By Pascal Zamprelli
Recent McGill law graduate Sam Walker wasn’t sure who was trying to call him one morning a few weeks ago when his ringing cell phone’s call display read “private number,” so he wasn’t sure he should bother answering. He’s glad he did – on the other end of the line was Justice Morris Fish of the Supreme Court of Canada, calling to offer Walker one of the most prestigious legal jobs in the country: Supreme Court clerk.
“You know, fetching coffee, giving massages,” Walker joked when asked what his duties will entail. That sense of humour will come in handy, as being a Supreme Court clerk in fact means long hours of research, analysis, and drafting of judgments, with an unremitting commitment to intellectual rigour expected throughout.
But it is also a superb opportunity for a budding jurist to gain extraordinary exposure to the country’s top legal minds as they deliberate over most important issues of the day.
“You get to be part of a small group of people helping make very important decisions that have a huge impact on the everyday lives of Canadians,” Walker said. “It’s a great privilege to be put in that position.”

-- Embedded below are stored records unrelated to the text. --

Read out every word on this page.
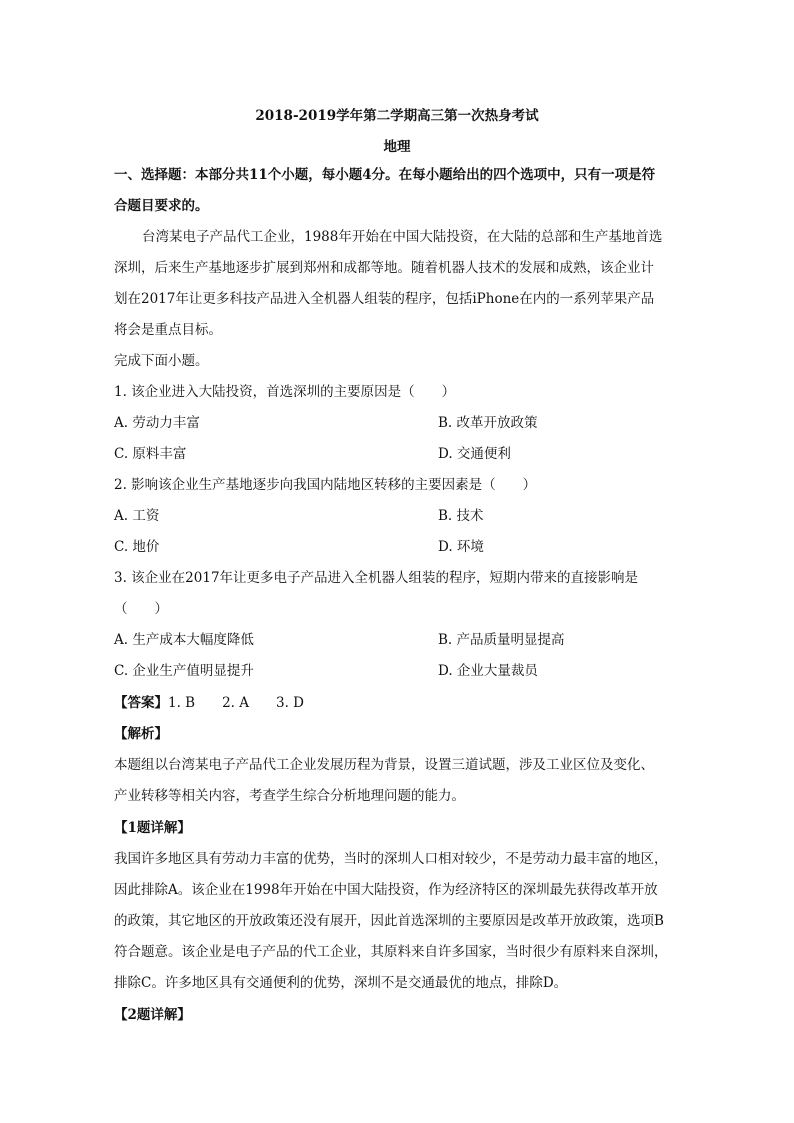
2018-2019学年第二学期高三第一次热身考试
地理
一、选择题：本部分共11个小题，每小题4分。在每小题给出的四个选项中，只有一项是符
合题目要求的。
台湾某电子产品代工企业，1988年开始在中国大陆投资，在大陆的总部和生产基地首选
深圳，后来生产基地逐步扩展到郑州和成都等地。随着机器人技术的发展和成熟，该企业计
划在2017年让更多科技产品进入全机器人组装的程序，包括iPhone在内的一系列苹果产品
将会是重点目标。
完成下面小题。
1. 该企业进入大陆投资，首选深圳的主要原因是（　　）
A. 劳动力丰富	B. 改革开放政策
C. 原料丰富	D. 交通便利
2. 影响该企业生产基地逐步向我国内陆地区转移的主要因素是（　　）
A. 工资	B. 技术
C. 地价	D. 环境
3. 该企业在2017年让更多电子产品进入全机器人组装的程序，短期内带来的直接影响是
（　　）
A. 生产成本大幅度降低	B. 产品质量明显提高
C. 企业生产值明显提升	D. 企业大量裁员
【答案】1. B　　2. A　　3. D
【解析】
本题组以台湾某电子产品代工企业发展历程为背景，设置三道试题，涉及工业区位及变化、
产业转移等相关内容，考查学生综合分析地理问题的能力。
【1题详解】
我国许多地区具有劳动力丰富的优势，当时的深圳人口相对较少，不是劳动力最丰富的地区，
因此排除A。该企业在1998年开始在中国大陆投资，作为经济特区的深圳最先获得改革开放
的政策，其它地区的开放政策还没有展开，因此首选深圳的主要原因是改革开放政策，选项B
符合题意。该企业是电子产品的代工企业，其原料来自许多国家，当时很少有原料来自深圳，
排除C。许多地区具有交通便利的优势，深圳不是交通最优的地点，排除D。
【2题详解】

And it’s a privilege that an impressive number of McGill students have known in recent years. Walker is one of seven to have been chosen this year (to begin in 2011). Given that each of the nine judges gets three clerks, there are 27 spaces to fill with students from Canada’s 21 law faculties. It is quite a feat for one school to land more than a quarter of the clerkships. What’s more, McGill’s success has become something of a tradition: from 2001 to 2009 inclusively, a whopping 54 clerks have come from McGill, including a record eight in both 2006 and 2007.
One major reason for the streak is that students from McGill, who are bilingual and earn degrees in both of Canada’s legal systems (civil and common law), are naturally in high demand at the court that hears cases from across the land.
Joining Walker will be Jasmine Wahhab (Justice LeBel), James Gibson (Justice Deschamps), Perri Ravon (Justice Deschamps), Seo Yun Yang (Justice Charron), Anja Grabundzija (Justice Rothstein), and Alexandre Bien-Aimé (Justice Cromwell).
All of them can look forward to a demanding but rewarding experience, and they can all expect a year during which they will be far too busy to fetch any coffee.